Frontend Libraries for Reading Models

OpenVINO Runtime uses frontend libraries dynamically to read models in different formats:

  • openvino_ir_frontend is used to read OpenVINO IR.

  • openvino_tensorflow_frontend is used to read the TensorFlow file format.

  • openvino_tensorflow_lite_frontend is used to read the TensorFlow Lite file format.

  • openvino_onnx_frontend is used to read the ONNX file format.

  • openvino_paddle_frontend is used to read the Paddle file format.

Depending on the model format types that are used in the application in ov::Core::read_model, select the appropriate libraries.

Note

To optimize the size of the final distribution package, it is recommended to convert models to OpenVINO IR by using model conversion API. This way you do not have to keep TensorFlow, TensorFlow Lite, ONNX, PaddlePaddle, and other frontend libraries in the distribution package.

(Legacy) Preprocessing via G-API

Note

G-API preprocessing is a legacy functionality, use preprocessing capabilities from OpenVINO 2.0 which do not require any additional libraries.

If the application uses InferenceEngine::PreProcessInfo::setColorFormat or InferenceEngine::PreProcessInfo::setResizeAlgorithm methods, OpenVINO Runtime dynamically loads openvino_gapi_preproc plugin to perform preprocessing via G-API.

Examples

CPU + OpenVINO IR in C application

In this example, the application is written in C, performs inference on CPU, and reads models stored in the OpenVINO IR format.

The following libraries are used: openvino_c, openvino, openvino_intel_cpu_plugin, and openvino_ir_frontend.

  • The openvino_c library is a main dependency of the application. The app links against this library.

  • The openvino library is used as a private dependency for openvino_c and is also used in the deployment.

  • openvino_intel_cpu_plugin is used for inference.

  • openvino_ir_frontend is used to read source models.

MULTI execution on GPU and CPU in `tput` mode

In this example, the application is written in C++, performs inference simultaneously on GPU and CPU devices with the ov::hint::PerformanceMode::THROUGHPUT property set, and reads models stored in the ONNX format.

The following libraries are used: openvino, openvino_intel_gpu_plugin, openvino_intel_cpu_plugin, openvino_auto_plugin, openvino_auto_batch_plugin, and openvino_onnx_frontend.

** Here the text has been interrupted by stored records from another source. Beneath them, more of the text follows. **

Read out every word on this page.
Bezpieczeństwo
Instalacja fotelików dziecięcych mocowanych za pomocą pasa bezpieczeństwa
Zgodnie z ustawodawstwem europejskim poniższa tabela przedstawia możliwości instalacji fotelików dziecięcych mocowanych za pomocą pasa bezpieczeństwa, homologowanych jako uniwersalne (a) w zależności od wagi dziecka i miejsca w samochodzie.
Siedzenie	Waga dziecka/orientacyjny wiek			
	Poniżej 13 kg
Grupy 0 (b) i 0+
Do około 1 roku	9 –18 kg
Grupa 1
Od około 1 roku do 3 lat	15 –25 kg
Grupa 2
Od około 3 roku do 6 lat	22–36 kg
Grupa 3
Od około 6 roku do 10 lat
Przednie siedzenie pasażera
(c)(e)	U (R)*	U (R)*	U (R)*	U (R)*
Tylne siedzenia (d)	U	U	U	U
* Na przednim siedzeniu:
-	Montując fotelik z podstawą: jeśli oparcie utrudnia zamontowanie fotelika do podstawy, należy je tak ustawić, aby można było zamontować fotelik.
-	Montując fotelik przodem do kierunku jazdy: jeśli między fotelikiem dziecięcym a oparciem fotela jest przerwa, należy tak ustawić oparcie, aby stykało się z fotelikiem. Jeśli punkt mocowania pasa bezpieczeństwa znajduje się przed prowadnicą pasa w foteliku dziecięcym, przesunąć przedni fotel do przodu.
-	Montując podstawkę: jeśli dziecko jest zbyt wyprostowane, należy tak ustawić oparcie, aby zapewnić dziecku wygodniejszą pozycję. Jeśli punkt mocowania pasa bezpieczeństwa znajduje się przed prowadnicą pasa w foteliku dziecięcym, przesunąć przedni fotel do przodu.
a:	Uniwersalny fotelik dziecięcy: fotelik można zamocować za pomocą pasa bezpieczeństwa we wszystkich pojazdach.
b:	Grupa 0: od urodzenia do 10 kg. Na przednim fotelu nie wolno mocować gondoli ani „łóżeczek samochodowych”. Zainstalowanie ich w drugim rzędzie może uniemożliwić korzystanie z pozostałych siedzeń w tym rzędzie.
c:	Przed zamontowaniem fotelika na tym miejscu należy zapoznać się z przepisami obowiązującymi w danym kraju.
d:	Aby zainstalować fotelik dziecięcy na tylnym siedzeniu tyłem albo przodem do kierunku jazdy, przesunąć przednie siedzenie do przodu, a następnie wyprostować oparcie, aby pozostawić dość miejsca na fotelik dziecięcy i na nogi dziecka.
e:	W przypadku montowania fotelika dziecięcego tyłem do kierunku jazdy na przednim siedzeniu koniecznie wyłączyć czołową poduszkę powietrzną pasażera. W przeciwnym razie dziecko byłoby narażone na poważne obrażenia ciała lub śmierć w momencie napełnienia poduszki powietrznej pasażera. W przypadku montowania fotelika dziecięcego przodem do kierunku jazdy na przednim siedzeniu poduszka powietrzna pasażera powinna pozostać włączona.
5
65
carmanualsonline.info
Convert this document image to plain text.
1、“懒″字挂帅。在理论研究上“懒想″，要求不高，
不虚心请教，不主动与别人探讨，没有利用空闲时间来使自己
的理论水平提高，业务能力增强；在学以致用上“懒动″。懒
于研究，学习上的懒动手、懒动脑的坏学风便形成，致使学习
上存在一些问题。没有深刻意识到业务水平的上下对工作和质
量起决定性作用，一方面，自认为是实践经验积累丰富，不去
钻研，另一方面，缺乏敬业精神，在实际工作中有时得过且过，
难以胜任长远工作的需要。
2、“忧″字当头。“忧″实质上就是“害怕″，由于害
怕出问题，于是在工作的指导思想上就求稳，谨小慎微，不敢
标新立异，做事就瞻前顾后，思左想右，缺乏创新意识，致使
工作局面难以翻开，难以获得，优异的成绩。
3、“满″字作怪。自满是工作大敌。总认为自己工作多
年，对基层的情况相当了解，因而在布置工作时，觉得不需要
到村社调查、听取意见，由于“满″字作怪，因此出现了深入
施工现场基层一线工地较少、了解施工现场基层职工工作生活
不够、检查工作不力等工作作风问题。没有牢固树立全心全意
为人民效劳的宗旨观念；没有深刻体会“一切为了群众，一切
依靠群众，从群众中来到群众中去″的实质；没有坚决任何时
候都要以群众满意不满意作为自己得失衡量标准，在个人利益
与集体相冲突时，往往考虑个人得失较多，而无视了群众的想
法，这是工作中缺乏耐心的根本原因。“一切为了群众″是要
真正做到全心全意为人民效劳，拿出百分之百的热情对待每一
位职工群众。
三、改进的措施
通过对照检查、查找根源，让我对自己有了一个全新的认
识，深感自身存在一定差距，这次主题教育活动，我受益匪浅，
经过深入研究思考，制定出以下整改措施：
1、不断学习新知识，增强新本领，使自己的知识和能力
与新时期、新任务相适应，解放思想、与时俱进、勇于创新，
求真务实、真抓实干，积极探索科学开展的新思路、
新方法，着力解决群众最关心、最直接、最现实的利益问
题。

  • The openvino library is a main dependency of the application. The app links against this library.

  • openvino_intel_gpu_plugin and openvino_intel_cpu_plugin are used for inference.

  • openvino_auto_plugin is used for Multi-Device Execution.

  • openvino_auto_batch_plugin can be also put in the distribution to improve the saturation of Intel® GPU device. If there is no such plugin, Automatic Batching is turned off.

  • openvino_onnx_frontend is used to read source models.

Auto-Device Selection between GPU and CPU

In this example, the application is written in C++, performs inference with the Automatic Device Selection mode, limiting device list to GPU and CPU, and reads models created using C++ code.

The following libraries are used: openvino, openvino_auto_plugin, openvino_intel_gpu_plugin, and openvino_intel_cpu_plugin.

  • The openvino library is a main dependency of the application. The app links against this library.

  • openvino_auto_plugin is used to enable Automatic Device Selection.

  • openvino_intel_gpu_plugin and openvino_intel_cpu_plugin are used for inference. AUTO selects between CPU and GPU devices according to their physical existence on the deployed machine.

  • No frontend library is needed because ov::Model is created in code.